Die erste Glückwunsch-SMS kam von Frankreichs Präsident Emmanuel Macron. Er gratulierte der moldauischen Staatspräsidentin Maia Sandu zu deren gutem Abschneiden in der ersten Runde der Präsidentschaftswahl, vor allem aber zum ihrem Sieg bei dem gleichzeitigen EU-Referendum am 20. Oktober.
Es war etwas knapp geworden – 50,4 Prozent Ja-Stimmen – aber viele „EU-Botschafter ermutigen uns, die Verfassungsänderung jetzt entschlossen zu implementieren”, sagt Ina Coseru, die Vorsitzende des außenpolitischen Ausschusses im moldauischen Parlament.
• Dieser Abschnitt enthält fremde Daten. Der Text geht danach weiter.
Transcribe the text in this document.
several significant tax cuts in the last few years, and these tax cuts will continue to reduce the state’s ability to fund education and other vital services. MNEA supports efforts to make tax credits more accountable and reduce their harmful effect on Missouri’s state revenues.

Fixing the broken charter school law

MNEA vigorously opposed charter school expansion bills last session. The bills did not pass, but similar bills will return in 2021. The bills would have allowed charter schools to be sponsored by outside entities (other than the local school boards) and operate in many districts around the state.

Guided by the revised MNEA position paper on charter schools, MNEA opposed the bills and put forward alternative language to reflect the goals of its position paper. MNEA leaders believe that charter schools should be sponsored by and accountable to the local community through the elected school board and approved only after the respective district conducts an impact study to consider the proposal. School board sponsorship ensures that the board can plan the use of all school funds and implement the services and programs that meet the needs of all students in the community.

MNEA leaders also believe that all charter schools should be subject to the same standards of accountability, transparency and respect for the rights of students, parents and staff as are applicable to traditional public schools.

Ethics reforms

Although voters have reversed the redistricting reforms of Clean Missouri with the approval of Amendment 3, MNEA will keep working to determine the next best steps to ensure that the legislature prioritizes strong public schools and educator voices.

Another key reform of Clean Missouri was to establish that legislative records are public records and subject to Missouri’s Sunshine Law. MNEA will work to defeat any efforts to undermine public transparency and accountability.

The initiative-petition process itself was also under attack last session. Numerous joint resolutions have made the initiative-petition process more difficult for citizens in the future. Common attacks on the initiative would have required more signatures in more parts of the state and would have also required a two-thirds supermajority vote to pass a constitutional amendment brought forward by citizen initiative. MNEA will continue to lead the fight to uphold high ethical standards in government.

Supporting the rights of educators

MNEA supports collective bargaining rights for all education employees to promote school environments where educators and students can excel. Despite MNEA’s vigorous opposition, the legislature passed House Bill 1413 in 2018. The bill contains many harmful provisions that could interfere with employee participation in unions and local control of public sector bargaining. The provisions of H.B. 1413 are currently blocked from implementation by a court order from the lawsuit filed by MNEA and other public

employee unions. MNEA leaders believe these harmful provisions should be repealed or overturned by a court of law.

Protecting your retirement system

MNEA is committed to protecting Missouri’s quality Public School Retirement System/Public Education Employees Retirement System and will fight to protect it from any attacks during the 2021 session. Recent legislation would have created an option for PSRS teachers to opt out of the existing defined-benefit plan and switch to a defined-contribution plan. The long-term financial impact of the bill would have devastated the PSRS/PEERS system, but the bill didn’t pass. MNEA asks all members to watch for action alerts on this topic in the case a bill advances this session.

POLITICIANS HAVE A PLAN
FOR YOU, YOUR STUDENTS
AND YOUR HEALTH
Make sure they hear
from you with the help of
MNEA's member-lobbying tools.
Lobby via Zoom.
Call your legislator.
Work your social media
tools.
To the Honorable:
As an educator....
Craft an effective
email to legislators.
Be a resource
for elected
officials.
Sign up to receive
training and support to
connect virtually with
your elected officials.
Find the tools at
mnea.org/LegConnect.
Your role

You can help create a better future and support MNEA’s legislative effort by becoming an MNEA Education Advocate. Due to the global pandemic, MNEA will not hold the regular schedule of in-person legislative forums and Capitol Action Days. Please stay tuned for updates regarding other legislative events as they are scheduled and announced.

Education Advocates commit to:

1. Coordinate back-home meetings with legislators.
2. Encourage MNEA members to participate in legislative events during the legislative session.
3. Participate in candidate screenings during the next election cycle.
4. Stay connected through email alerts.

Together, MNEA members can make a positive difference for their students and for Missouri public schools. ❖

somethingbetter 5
Gerade traf sie den deutschen Botschafter zum Gespräch. „Wir sprachen über ein neues Programm, in dessen Rahmen moldauische Bürgermeister, Frauen und Jugendliche Deutschland besuchen könnten, um es kennen zu lernen.” Ein vergleichbares Projekt fand vor ein paar Monaten bereits in Ungarn statt.
Coseru glaubt an solche Initiativen. In die EU verliebte sie sich zuerst in Ungarn. „Es ist dort so schön, und geht den Menschen so gut”, erinnert sie sich an ihren ersten Besuch, als ganz junge Frau. „Da dachte ich, ich möchte das auch für uns, für die Menschen in der Moldau. Ich möchte, dass es uns so gut geht wie den Menschen in Ungarn.”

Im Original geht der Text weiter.